ROMA – I cappellani militari costano allo Stato italiano 6 milioni e trecentomila euro l’anno. E Sinistra Italiana chiede che sia il Vaticano a pagarli.

I deputati hanno depositato una interrogazione parlamentare al ministro delle Finanze e a quello della Difesa per chiedere che siano rivisti gli accordi che regolano stipendi e pensioni dei cappellani dell’esercito, dal momento che dal 1984, quando venne siglato il nuovo Concordato tra Stato e Chiesa, manca una revisione degli accordi sullo status dei cappellani militari.

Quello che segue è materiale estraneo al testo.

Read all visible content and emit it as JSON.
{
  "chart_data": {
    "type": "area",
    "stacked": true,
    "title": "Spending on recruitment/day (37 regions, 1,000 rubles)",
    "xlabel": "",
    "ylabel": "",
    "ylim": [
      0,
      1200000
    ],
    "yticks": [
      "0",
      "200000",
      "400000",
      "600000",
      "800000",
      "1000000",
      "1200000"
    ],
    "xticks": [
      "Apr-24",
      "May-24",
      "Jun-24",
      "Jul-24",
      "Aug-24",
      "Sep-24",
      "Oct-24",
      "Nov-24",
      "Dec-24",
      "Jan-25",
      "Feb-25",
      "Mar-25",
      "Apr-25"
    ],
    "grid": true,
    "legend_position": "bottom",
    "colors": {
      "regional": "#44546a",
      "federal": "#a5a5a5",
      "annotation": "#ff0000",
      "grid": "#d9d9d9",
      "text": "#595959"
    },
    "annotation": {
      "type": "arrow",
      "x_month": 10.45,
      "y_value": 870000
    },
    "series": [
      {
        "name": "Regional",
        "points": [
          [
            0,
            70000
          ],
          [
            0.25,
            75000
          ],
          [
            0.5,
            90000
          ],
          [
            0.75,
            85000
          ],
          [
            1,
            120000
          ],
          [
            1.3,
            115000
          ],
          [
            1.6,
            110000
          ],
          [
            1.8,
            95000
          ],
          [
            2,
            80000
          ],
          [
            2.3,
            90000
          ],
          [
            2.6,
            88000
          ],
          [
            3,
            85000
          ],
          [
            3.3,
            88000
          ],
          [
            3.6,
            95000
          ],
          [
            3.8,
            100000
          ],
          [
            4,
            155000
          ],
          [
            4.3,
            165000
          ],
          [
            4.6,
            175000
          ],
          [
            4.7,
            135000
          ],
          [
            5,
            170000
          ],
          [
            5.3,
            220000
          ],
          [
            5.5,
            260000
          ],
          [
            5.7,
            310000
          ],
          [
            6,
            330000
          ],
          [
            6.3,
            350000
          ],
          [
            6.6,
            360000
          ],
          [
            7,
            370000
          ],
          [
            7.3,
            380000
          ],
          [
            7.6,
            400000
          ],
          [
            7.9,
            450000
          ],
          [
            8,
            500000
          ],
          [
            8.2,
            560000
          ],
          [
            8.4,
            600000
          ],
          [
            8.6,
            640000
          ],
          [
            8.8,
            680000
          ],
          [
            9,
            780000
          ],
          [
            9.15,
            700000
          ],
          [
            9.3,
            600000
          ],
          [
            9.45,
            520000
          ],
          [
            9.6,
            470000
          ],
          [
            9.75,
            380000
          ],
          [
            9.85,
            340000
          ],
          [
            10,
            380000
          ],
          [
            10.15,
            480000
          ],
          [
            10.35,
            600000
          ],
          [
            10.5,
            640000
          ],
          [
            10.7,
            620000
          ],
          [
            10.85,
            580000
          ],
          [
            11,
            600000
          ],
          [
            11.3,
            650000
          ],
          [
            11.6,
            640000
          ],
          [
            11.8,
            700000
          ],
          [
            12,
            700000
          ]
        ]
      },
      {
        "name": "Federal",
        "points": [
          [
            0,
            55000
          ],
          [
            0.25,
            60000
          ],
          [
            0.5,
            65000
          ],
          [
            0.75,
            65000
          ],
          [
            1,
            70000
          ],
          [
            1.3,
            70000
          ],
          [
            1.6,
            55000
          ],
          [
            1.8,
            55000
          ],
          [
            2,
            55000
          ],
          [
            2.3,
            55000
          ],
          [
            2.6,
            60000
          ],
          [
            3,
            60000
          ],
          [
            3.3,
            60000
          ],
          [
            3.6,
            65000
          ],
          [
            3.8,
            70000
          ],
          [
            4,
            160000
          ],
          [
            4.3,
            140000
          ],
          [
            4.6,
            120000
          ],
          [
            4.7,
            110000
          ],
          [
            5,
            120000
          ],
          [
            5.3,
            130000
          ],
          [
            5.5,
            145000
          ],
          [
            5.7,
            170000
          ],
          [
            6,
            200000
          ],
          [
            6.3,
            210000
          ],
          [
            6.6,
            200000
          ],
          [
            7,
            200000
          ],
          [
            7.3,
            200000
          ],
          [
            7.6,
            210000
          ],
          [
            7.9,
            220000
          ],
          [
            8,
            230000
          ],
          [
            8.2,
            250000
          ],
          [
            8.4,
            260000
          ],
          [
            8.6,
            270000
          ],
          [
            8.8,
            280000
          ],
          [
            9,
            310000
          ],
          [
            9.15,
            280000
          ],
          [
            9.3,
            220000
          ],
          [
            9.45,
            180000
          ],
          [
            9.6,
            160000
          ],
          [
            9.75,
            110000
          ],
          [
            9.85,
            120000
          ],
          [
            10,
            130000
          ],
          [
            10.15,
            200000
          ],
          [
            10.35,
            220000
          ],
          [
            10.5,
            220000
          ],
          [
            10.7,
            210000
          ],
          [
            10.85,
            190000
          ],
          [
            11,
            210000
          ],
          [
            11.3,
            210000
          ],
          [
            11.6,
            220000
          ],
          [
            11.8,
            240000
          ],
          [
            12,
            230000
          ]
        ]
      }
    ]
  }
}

La vecchia intesa, spiega Agnese Ananasso su la Repubblica, risale ai Patti Lateranensi del 1929 ed è stata

“parzialmente modificata nel 2014, quando è stato raggiunto un accordo tra il ministro della la Difesa e il nuovo ordinario militare, l’arcivescovo monsignor Santo Marcianò, per cui è stato accettato il principio che i cappellani militari rinuncino ai gradi. Infatti nelle forze armate ci sono 173 tra cappellani generali, colonnelli, e capitani. Graduati “armati” solo di tonaca e crocifisso perché il loro ruolo è fornire “assistenza spirituale” ai militari”.

Secondo le stime di Sinistra Italiana, però, i cappellani militari costano in tutto allo Stato una ventina di milioni l’anno:

“Nel 2013, ad esempio, al ministero della Difesa la cura spirituale dei militari impegnati in missione è costata quasi 17 milioni di euro, cifra che comprende gli stipendi, le pensioni e il mantenimento degli uffici. Solo questi pesano 2 milioni di euro l’anno”.  Il cardinale Angelo Bagnasco, vescovo di Genova e presidente della Conferenza episcopale italiana, dal 2003 al 2006 è stato comandante dei cappellani, ed è stato automaticamente nominato generale di corpo d’armata (oggi tenente generale), con uno stipendio adeguato al grado. E con una pensione altrettanto “adeguata”, anche se lui sostiene di devolverla in beneficienza”.

In tutto ci sono 134 cappellani militari, con stipendi da 6 milioni e 300mila euro e pensioni che costano allo Stato italiano ogni anno 43mila euro lordi a testa (in tutto 5 milioni e 762mila euro).

Spiega ancora Ananasso su La Repubblica:

“I cappellani però risultano dei privilegiati rispetto ai dipendenti “normali” e ai militari pari grado perché possono andare in pensione in anticipo e ritrovarsi con una signora pensione: “Il prelato, che ha la stessa busta paga di un generale di brigata in congedo, ha diritto a una pensione fino a 4 mila euro al mese, anche se ha prestato servizio per soli 3 anni, compiuti i 63 anni, età per la quale un generale di brigata si può congedare, avendo maturato il vitalizio” scrivono i deputati di Si”.